Parksville Beach Fest expected to draw thousands

WATCH: A sand sculpting competition in Parksville has drawn over 130,000 people each of the last two years.

Parksville has some of the most popular beaches on the Vancouver Island and now with the lowest tides of the year, there’s even more of them to enjoy.

“They’re really nice, the kids love them. We’ve been to other countries, have seen their beaches and we should enjoy our own.” said Parksville resident Jeanette Fortin.

With Mount Arrowsmith in the background, it’s a picturesque setting that draws people to the area from across the country.

“We’re in the middle of summer which is our peak season. July and August just goes gangbusters here. It’s pretty busy.” said incoming Chair of the Parksville Qualicum Tourism Association Arthur Wong.

A big part of the draw this weekend will be the sand sculpting competition that began 36 years ago.

Sculptors from as far as Russia, the Netherlands and Italy are displaying their masterpieces for the next five weeks.

“This year’s theme is ‘From Here to the Galapagos’ and these are a huge interpretation for the artist to do their art so it could be anything from a wild creature to environmental or Darwin’s theory of evolution.” said event manager Wendy Sears.

And the display gets better every year.

“Every year they get better and better,” added Sears. “The calibre of sculptors we attract too makes a difference. Its speaks to Parksville, they love coming here, they love it here.”

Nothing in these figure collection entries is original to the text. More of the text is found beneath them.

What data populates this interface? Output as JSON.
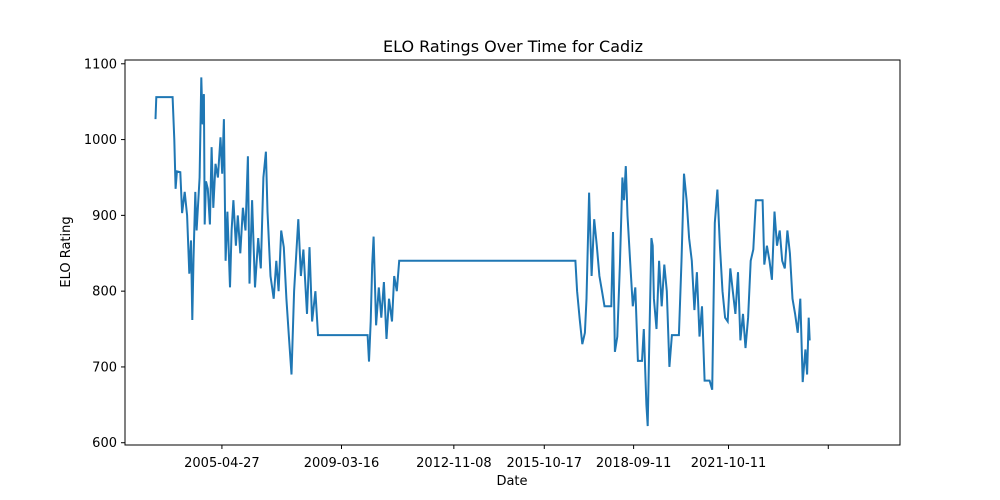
{
  "chart_data": {
    "type": "line",
    "title": "ELO Ratings Over Time for Cadiz",
    "xlabel": "Date",
    "ylabel": "ELO Rating",
    "x_axis": {
      "type": "date",
      "range": [
        "2002-03-04",
        "2027-05-08"
      ],
      "tick_values": [
        "2005-04-27",
        "2009-03-16",
        "2012-11-08",
        "2015-10-17",
        "2018-09-11",
        "2021-10-11",
        "2025-01-07"
      ],
      "tick_labels": [
        "2005-04-27",
        "2009-03-16",
        "2012-11-08",
        "2015-10-17",
        "2018-09-11",
        "2021-10-11",
        ""
      ]
    },
    "y_axis": {
      "range": [
        597,
        1105
      ],
      "ticks": [
        600,
        700,
        800,
        900,
        1000,
        1100
      ]
    },
    "grid": false,
    "color": "#1f77b4",
    "series": [
      {
        "points": [
          [
            "2003-03-01",
            1027
          ],
          [
            "2003-03-10",
            1056
          ],
          [
            "2003-09-20",
            1056
          ],
          [
            "2003-10-10",
            1000
          ],
          [
            "2003-10-25",
            935
          ],
          [
            "2003-11-10",
            958
          ],
          [
            "2003-12-20",
            957
          ],
          [
            "2004-01-10",
            903
          ],
          [
            "2004-02-10",
            931
          ],
          [
            "2004-03-10",
            900
          ],
          [
            "2004-04-05",
            823
          ],
          [
            "2004-04-25",
            867
          ],
          [
            "2004-05-10",
            762
          ],
          [
            "2004-05-25",
            842
          ],
          [
            "2004-06-15",
            931
          ],
          [
            "2004-07-01",
            880
          ],
          [
            "2004-08-05",
            950
          ],
          [
            "2004-08-25",
            1082
          ],
          [
            "2004-09-10",
            1020
          ],
          [
            "2004-09-25",
            1060
          ],
          [
            "2004-10-05",
            888
          ],
          [
            "2004-10-20",
            945
          ],
          [
            "2004-11-10",
            935
          ],
          [
            "2004-12-05",
            888
          ],
          [
            "2004-12-25",
            990
          ],
          [
            "2005-01-15",
            910
          ],
          [
            "2005-02-10",
            968
          ],
          [
            "2005-03-10",
            950
          ],
          [
            "2005-04-10",
            1003
          ],
          [
            "2005-04-30",
            955
          ],
          [
            "2005-05-20",
            1027
          ],
          [
            "2005-06-10",
            840
          ],
          [
            "2005-07-01",
            905
          ],
          [
            "2005-08-01",
            805
          ],
          [
            "2005-08-20",
            880
          ],
          [
            "2005-09-10",
            920
          ],
          [
            "2005-10-10",
            860
          ],
          [
            "2005-11-01",
            900
          ],
          [
            "2005-12-01",
            850
          ],
          [
            "2006-01-01",
            910
          ],
          [
            "2006-02-01",
            880
          ],
          [
            "2006-03-01",
            978
          ],
          [
            "2006-03-20",
            810
          ],
          [
            "2006-04-20",
            920
          ],
          [
            "2006-05-25",
            805
          ],
          [
            "2006-07-01",
            870
          ],
          [
            "2006-08-01",
            830
          ],
          [
            "2006-09-01",
            950
          ],
          [
            "2006-10-01",
            984
          ],
          [
            "2006-10-20",
            905
          ],
          [
            "2006-11-25",
            820
          ],
          [
            "2007-01-01",
            790
          ],
          [
            "2007-02-01",
            840
          ],
          [
            "2007-03-01",
            800
          ],
          [
            "2007-04-01",
            880
          ],
          [
            "2007-05-01",
            858
          ],
          [
            "2007-06-01",
            790
          ],
          [
            "2007-07-01",
            740
          ],
          [
            "2007-08-01",
            690
          ],
          [
            "2007-09-01",
            800
          ],
          [
            "2007-10-20",
            895
          ],
          [
            "2007-11-20",
            820
          ],
          [
            "2007-12-20",
            855
          ],
          [
            "2008-02-01",
            770
          ],
          [
            "2008-03-01",
            858
          ],
          [
            "2008-04-01",
            760
          ],
          [
            "2008-05-10",
            800
          ],
          [
            "2008-06-10",
            742
          ],
          [
            "2008-08-01",
            742
          ],
          [
            "2010-01-20",
            742
          ],
          [
            "2010-02-05",
            707
          ],
          [
            "2010-02-25",
            760
          ],
          [
            "2010-03-15",
            835
          ],
          [
            "2010-04-01",
            872
          ],
          [
            "2010-05-01",
            755
          ],
          [
            "2010-06-01",
            805
          ],
          [
            "2010-07-01",
            765
          ],
          [
            "2010-08-01",
            812
          ],
          [
            "2010-09-01",
            737
          ],
          [
            "2010-10-01",
            790
          ],
          [
            "2010-11-05",
            760
          ],
          [
            "2010-12-01",
            820
          ],
          [
            "2011-01-01",
            800
          ],
          [
            "2011-01-30",
            840
          ],
          [
            "2016-10-20",
            840
          ],
          [
            "2016-11-10",
            800
          ],
          [
            "2016-12-10",
            763
          ],
          [
            "2017-01-10",
            730
          ],
          [
            "2017-02-10",
            745
          ],
          [
            "2017-03-01",
            790
          ],
          [
            "2017-04-01",
            930
          ],
          [
            "2017-05-01",
            820
          ],
          [
            "2017-06-01",
            895
          ],
          [
            "2017-07-01",
            860
          ],
          [
            "2017-08-01",
            820
          ],
          [
            "2017-09-01",
            800
          ],
          [
            "2017-10-01",
            780
          ],
          [
            "2017-12-20",
            780
          ],
          [
            "2018-01-10",
            878
          ],
          [
            "2018-02-01",
            720
          ],
          [
            "2018-03-01",
            740
          ],
          [
            "2018-04-01",
            835
          ],
          [
            "2018-05-01",
            950
          ],
          [
            "2018-05-20",
            920
          ],
          [
            "2018-06-10",
            965
          ],
          [
            "2018-07-01",
            900
          ],
          [
            "2018-08-01",
            840
          ],
          [
            "2018-09-01",
            780
          ],
          [
            "2018-10-01",
            805
          ],
          [
            "2018-11-01",
            708
          ],
          [
            "2018-12-20",
            708
          ],
          [
            "2019-01-10",
            750
          ],
          [
            "2019-02-10",
            650
          ],
          [
            "2019-02-25",
            622
          ],
          [
            "2019-03-10",
            700
          ],
          [
            "2019-04-10",
            870
          ],
          [
            "2019-04-25",
            860
          ],
          [
            "2019-05-10",
            790
          ],
          [
            "2019-06-10",
            750
          ],
          [
            "2019-07-10",
            840
          ],
          [
            "2019-08-10",
            780
          ],
          [
            "2019-09-10",
            835
          ],
          [
            "2019-10-10",
            800
          ],
          [
            "2019-11-10",
            700
          ],
          [
            "2019-12-10",
            742
          ],
          [
            "2020-03-01",
            742
          ],
          [
            "2020-04-01",
            840
          ],
          [
            "2020-05-01",
            955
          ],
          [
            "2020-06-01",
            920
          ],
          [
            "2020-07-01",
            870
          ],
          [
            "2020-08-01",
            840
          ],
          [
            "2020-09-01",
            775
          ],
          [
            "2020-10-01",
            825
          ],
          [
            "2020-11-01",
            740
          ],
          [
            "2020-12-01",
            780
          ],
          [
            "2021-01-01",
            682
          ],
          [
            "2021-03-01",
            682
          ],
          [
            "2021-04-01",
            670
          ],
          [
            "2021-05-01",
            890
          ],
          [
            "2021-06-01",
            934
          ],
          [
            "2021-07-01",
            860
          ],
          [
            "2021-08-01",
            800
          ],
          [
            "2021-09-01",
            765
          ],
          [
            "2021-10-01",
            760
          ],
          [
            "2021-11-01",
            830
          ],
          [
            "2021-12-01",
            800
          ],
          [
            "2022-01-01",
            770
          ],
          [
            "2022-02-01",
            825
          ],
          [
            "2022-03-01",
            735
          ],
          [
            "2022-04-01",
            770
          ],
          [
            "2022-05-01",
            725
          ],
          [
            "2022-06-01",
            765
          ],
          [
            "2022-07-01",
            840
          ],
          [
            "2022-08-01",
            855
          ],
          [
            "2022-09-01",
            920
          ],
          [
            "2022-11-20",
            920
          ],
          [
            "2022-12-10",
            835
          ],
          [
            "2023-01-10",
            860
          ],
          [
            "2023-02-10",
            840
          ],
          [
            "2023-03-10",
            815
          ],
          [
            "2023-04-10",
            905
          ],
          [
            "2023-05-10",
            860
          ],
          [
            "2023-06-10",
            880
          ],
          [
            "2023-07-10",
            840
          ],
          [
            "2023-08-10",
            830
          ],
          [
            "2023-09-10",
            880
          ],
          [
            "2023-10-10",
            850
          ],
          [
            "2023-11-10",
            790
          ],
          [
            "2023-12-10",
            770
          ],
          [
            "2024-01-10",
            745
          ],
          [
            "2024-02-10",
            790
          ],
          [
            "2024-03-10",
            680
          ],
          [
            "2024-04-10",
            723
          ],
          [
            "2024-05-01",
            690
          ],
          [
            "2024-05-20",
            765
          ],
          [
            "2024-06-01",
            735
          ]
        ]
      }
    ]
  }
}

The beaches here are often referred to as the Canadian Riviera.

“It’s warm like a bathtub so they just love hanging out in the water and paddle around and chase crabs and it’s just a really nice beach environment and people fly kites and it’s just a real vacation resort town.” said Parksville resident Doreen Evans.

“The whole Beach Fest event brings in about 130,000 people for a space of four weeks so for just this week, just that alone will bring at least 20 to 30,000 people.” added Wong.

The sand sculptures will be on display until Aug. 19.